The blast wave is the main destroyer. Detonation in midair has made radioactive fallout negligible, and people close enough for immediate doses of radiation first succumb to other injuries. More than 250,000 Detroiters were within 2 1/2miles of ground zero; nearly all are now dead. Pedestrians and drivers are incinerated in a molten slag of cars. Skyscrapers burst and fall. Nearly 20 sq. mi. of the city are leveled.
About three miles from the epicenter, the symphony audience of 2,000 at Ford Auditorium live for several seconds longer. Indoors, the music lovers are puzzled by the sudden heat. Their bewilderment is fleeting: the blast wave arrives just as the brightness of the mile-wide fireball peaks. Those who do not die beneath collapsing walls are probably killed by rocketing shards of wood and glass.
In this 33-sq.-mi. secondary ring of destruction, almost everyone is a casualty. Across the Detroit River in Windsor, Canadians strolling the promenade are severely burned and then pounded by fragments from Detroit's Renaissance Center, hurled across the river by 160-m.p.h. winds.

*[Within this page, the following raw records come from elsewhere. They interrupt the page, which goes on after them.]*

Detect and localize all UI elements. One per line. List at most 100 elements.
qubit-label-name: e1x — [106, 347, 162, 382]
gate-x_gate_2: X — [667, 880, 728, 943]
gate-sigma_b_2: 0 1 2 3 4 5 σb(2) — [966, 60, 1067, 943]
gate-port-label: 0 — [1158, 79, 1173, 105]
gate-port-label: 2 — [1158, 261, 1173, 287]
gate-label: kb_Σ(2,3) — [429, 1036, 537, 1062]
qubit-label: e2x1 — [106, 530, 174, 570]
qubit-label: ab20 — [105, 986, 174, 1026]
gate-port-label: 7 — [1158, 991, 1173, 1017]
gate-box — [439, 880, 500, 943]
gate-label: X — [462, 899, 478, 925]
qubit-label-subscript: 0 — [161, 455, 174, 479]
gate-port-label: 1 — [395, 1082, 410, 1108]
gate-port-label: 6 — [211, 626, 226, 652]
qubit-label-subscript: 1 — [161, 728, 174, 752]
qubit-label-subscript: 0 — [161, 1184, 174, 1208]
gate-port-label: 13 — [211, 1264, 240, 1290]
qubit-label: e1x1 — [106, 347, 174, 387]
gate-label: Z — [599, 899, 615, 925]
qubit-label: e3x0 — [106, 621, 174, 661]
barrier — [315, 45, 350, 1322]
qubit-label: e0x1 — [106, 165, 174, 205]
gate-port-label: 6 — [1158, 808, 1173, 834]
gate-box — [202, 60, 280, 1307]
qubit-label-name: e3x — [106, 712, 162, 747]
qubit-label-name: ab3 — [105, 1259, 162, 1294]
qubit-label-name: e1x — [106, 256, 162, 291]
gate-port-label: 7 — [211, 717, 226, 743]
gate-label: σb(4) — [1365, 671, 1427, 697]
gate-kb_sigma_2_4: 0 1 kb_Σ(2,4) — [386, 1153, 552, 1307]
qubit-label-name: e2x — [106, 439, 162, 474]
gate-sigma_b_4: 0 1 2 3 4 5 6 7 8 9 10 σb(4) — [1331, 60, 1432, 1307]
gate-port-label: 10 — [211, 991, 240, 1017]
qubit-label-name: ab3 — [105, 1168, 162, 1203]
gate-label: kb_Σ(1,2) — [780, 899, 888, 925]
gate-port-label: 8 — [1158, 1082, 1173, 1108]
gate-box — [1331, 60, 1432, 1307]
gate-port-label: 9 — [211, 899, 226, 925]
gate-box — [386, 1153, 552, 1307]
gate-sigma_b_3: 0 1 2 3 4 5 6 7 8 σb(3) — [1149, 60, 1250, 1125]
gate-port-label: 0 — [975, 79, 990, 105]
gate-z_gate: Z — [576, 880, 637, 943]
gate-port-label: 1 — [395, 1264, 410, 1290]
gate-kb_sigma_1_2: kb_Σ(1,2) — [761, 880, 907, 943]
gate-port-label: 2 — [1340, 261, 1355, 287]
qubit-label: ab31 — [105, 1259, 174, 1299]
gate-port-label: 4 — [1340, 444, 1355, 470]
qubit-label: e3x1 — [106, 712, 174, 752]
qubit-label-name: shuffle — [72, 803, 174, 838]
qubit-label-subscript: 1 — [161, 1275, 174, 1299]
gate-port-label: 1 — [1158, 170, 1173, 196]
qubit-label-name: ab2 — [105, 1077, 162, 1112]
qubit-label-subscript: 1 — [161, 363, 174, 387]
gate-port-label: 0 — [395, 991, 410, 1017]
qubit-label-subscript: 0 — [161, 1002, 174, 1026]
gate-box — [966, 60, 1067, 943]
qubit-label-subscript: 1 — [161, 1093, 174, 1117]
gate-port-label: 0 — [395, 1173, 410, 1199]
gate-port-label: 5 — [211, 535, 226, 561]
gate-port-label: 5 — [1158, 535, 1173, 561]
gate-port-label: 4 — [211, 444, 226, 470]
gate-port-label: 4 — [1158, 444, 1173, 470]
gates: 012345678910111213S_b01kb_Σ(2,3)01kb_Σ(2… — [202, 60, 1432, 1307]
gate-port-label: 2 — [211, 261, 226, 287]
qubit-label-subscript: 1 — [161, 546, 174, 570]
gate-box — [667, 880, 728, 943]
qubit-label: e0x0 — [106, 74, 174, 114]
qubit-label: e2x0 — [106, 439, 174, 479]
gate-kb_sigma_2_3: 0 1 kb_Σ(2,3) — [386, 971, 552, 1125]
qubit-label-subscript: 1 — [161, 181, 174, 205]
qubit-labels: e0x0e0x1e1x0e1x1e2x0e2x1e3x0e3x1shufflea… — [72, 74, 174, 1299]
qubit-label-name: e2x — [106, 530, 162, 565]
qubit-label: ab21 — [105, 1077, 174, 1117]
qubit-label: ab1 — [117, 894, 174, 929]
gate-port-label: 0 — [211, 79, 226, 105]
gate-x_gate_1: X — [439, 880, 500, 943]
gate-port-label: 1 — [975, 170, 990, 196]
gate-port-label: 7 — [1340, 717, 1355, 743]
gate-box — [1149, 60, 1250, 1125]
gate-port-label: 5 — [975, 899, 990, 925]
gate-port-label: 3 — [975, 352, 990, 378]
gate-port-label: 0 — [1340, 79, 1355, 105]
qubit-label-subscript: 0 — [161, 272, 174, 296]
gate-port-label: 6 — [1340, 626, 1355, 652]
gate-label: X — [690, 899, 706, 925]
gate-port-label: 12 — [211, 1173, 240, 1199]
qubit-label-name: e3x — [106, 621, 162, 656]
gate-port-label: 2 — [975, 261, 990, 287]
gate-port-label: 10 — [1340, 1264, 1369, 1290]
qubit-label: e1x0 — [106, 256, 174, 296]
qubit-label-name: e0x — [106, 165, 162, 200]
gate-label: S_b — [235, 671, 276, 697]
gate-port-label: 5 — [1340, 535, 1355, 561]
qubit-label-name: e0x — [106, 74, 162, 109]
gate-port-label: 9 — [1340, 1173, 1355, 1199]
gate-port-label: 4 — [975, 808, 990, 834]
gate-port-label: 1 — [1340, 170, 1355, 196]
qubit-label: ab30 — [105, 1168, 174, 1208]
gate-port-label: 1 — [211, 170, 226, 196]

A minute has not yet passed as the fireball dims. A few miles farther out, north into working-class neighborhoods and east toward affluent Grosse Pointe, tens of thousands are dying. Survivors crawl from wrecked homes to see a more ordinary terror beginning. The only illumination is from house fires; the power is out. Ruptured gas lines explode, setting new blazes, and the flames spread unchecked. Rising overhead now is the catastrophe's explanation: a dark mushroom cloud, already eight miles high.
Ferndale and Harper Woods, nine miles from downtown, are battered. Although the death toll is low, at least a third of the population of 43,000 of the two towns have been wounded. In front yards, suburbanites watch tree trunks smolder. Because the havoc is not total, the prospect of civil disorder may be great. Hospitals are intact, with doctors on duty and painkillers in stock. But from all over the city, 600,000 injured are begging or simply seizing the tiny supply of medical aid. Hysteria spreads as drivers crowd all three major highways leading from the 150 sq. mi. of ruins.
Not until the next day will officials make rough death tallies: so far, the single bomb has killed 470,000 people.